Friday, July 19, 2013

Doces Flagelações, Anónimo


A literatura de cariz erótico (ou pornográfico consoante o grau de moralismo) é algo que terá estado tão dormente quanto a vontade do ser humano em se excitar. Recentemente, no entanto, tornou-se um produto não só de consumo massificado, como até de um certo estatuto. Os mais desatentos poderiam pensar que tal se devia a um recém-descoberto interesse pelas obras de Miller, Nin ou outro autor consagrado. Infelizmente o motivo está abaixo, muito abaixo, da qualidade de escrita desses monstros sagrados.

Por outro lado, estas novas modas literárias tendem claramente para reinvenções da roda. Esse cariz de redescoberta tem a vantagem de fazer com que se descubram textos perdidos em prateleiras dos fundos que assim podem ver a luz do dia. Penso ser o caso deste Doces Flagelações, publicado pela 7 dias 6 noites. Penso porque denoto no livro uma certa ausência de ano de primeira publicação, ou título original, ou referências ao desconhecido autor, qualquer elemento identificativo que permita encaixar a obra temporalmente.

Face a comentários anteriores, poderá este livro ser um clássico esquecido? Dificilmente! Aliás, penso que consoante a interpretação que cada um fizer da dualidade erotismo/pornografia, este livro até poderá tender mais para a segunda do que para a primeira categoria, fugindo muito mais do virtuosismo sensual de Miller e estando muito mais próximo da narrativa libertadora de uma História de O, com este clássico a poder ser a obra que mais definirá a prateleira onde arrumar o livro em apreciação: quem olhar para o clássico de Pauline Rèage como uma obra erótica, então olhará da mesma forma para este livro.

Chamar no entanto nomes clássicos da literatura para a apreciação deste livro acaba resultar num chamar Boogie Nights para uma discussão sobre o "Fim de semana Lusitano": aquilo até se relaciona, mas só mesmo muito vagamente! No entanto, o facto de não estar escrito em troglodita faz com que uma comparação com o impulsionador da moda da literatura de "tau tau" seja infamemente injusta.

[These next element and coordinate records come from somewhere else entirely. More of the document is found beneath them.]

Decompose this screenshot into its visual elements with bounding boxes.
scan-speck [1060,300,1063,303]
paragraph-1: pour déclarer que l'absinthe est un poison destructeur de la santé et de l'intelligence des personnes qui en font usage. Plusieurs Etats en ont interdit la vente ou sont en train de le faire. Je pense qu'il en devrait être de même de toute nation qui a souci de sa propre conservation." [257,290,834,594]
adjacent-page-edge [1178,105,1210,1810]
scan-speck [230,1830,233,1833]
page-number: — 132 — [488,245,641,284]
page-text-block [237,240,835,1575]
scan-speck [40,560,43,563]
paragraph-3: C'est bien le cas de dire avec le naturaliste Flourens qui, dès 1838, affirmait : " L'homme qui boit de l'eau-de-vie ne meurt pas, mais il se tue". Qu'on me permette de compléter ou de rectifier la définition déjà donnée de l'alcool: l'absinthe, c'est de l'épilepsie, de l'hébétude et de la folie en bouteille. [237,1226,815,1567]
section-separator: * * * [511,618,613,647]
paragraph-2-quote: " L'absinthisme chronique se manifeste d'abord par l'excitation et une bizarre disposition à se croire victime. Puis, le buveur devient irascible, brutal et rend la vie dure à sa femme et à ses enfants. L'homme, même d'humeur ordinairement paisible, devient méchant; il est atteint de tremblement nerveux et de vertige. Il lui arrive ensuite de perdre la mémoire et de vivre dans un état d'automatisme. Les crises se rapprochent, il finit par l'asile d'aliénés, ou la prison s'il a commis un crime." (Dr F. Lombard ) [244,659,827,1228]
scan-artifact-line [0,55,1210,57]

Quando digo que não está escrito para trogloditas relembro o comentário anterior que isto não é um clássico esquecido da literatura! É isso sim, uma obra que assume um propósito claro, diferente do de vender um número largo de cópias, e vai direito a ele assumindo que os leitores têm um cérebro plenamente funcional e que não são analfabetos. Exemplos disso é a forma como a adjectivação está reduzida ao essencial e a um bom uso de sinónimos de substantivos, que alternam entre os mais eruditos (púdicos mesmo) e os mais, chamemo-lhes "populares", com várias ocasiões em que a alternância se vai dando em crescendo com o estado de excitação dos intervenientes. Estas duas ferramentas de escrita acabam por evitar o uso de repetições excessivas, o que fazem deste livro uma obra muito fraca para jogos do tipo "um shot de cada vez que".

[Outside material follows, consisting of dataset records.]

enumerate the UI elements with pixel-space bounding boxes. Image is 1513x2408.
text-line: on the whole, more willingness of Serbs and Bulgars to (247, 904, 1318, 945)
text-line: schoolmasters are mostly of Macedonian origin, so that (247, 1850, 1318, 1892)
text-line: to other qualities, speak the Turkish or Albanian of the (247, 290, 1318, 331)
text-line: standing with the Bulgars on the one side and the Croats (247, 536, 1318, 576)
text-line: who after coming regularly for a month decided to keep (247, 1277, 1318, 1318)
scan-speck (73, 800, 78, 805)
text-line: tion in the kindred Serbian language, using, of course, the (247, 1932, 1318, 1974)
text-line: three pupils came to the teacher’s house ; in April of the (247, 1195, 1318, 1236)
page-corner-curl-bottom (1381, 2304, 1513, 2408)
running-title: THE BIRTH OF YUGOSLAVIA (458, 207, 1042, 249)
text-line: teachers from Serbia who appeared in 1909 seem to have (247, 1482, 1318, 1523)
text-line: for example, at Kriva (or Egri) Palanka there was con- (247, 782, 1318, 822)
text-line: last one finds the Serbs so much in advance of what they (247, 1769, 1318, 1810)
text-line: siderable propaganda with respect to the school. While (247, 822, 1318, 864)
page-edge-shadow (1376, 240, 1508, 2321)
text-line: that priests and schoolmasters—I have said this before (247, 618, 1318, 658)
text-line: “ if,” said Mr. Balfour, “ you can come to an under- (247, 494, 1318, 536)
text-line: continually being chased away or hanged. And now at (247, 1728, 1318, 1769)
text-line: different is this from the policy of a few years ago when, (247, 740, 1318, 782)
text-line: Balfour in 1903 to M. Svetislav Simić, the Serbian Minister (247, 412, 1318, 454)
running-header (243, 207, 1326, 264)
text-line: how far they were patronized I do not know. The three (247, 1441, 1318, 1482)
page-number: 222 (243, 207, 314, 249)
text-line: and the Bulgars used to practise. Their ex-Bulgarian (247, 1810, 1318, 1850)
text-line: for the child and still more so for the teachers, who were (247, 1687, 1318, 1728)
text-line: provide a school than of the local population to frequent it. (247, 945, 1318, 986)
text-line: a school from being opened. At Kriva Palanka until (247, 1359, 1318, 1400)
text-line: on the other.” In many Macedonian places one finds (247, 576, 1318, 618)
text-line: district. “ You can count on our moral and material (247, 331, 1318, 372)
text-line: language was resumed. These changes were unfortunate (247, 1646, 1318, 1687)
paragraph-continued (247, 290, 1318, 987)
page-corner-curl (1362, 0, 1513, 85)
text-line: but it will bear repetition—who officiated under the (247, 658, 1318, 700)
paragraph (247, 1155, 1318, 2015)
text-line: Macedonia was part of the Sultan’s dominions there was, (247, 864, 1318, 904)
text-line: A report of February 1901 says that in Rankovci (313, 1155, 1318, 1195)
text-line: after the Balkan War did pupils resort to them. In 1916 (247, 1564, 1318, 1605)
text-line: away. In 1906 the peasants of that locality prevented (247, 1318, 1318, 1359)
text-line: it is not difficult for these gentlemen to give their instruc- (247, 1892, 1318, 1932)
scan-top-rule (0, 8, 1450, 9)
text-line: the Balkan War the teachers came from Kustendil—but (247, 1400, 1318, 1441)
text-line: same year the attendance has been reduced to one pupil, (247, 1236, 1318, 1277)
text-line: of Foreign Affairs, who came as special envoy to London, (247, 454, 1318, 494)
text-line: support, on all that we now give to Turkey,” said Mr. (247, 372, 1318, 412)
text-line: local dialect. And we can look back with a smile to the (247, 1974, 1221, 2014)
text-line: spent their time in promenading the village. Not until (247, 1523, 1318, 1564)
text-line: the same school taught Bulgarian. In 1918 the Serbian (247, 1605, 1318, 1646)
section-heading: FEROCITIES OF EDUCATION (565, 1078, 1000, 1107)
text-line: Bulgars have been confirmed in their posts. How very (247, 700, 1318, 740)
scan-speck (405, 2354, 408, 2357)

No que a personagens diz respeito, não há aqui grandes preocupações em dar profundidade às mesmas. Para quem acha que isso é um defeito, sejamos francos, face ao propósito da obra é uma virtude! (Pegando numa analogia anterior, será que o espectador de Fim de Semana Lusitano está preocupado com a profundidade das personagens? A quem respondeu que sim, curem-se!) Assim sendo, acabamos por ter praticamente uma personagem por capítulo da obra, todas residentes numa localidade da Inglaterra Industrial e a obra mais não é do que a forma como estas interagem umas com as outras para satisfazerem os seus desejos, desde os que recém descobertos a outros mais requintados com o passar dos anos, todos uma declarada afronta aos mais acesos discípulos da moral e bons costumes.

Essa afronta, o principal móbil da obra, está logo bem patente no acto de compra do livro, e o seu selo de "proíbida a venda a menores de 21 anos". Faz sentido. Mesmo à luz de uma sociedade que se quer e diz ser mais aberta, mesmo depois do porno-para-mamãs, este livro é para fazer mossa e ser lido às escondidas. De tal forma o é que me questiono mesmo se o autor anónimo será mesmo da altura do livro e não alguém bem mais contemporâneo, tal a forma como o livro consegue chocar as mais púdicas mentes e estimular as mais estimuláveis. A obra caracteriza-se por estar totalmente desligada de uma visão romântica. Aqui é só desejos e a satisfação dos mesmos, qualquer que seja o preço. Os moralismos e as reviravoltas sentimentais ficaram de fora e só perpassou o sentimento quase animalescos do prazer pelo prazer.

É pois um livro politicamente incorrectíssimo. Animais e excreções à parte, penso que muitos desejos mais desbragados encontram lá o seu capítulo, desprovidos de candura ou promessas de redenção. Não fará os leitores comprar mais dois volumes, mas é bem capaz de levar a releituras!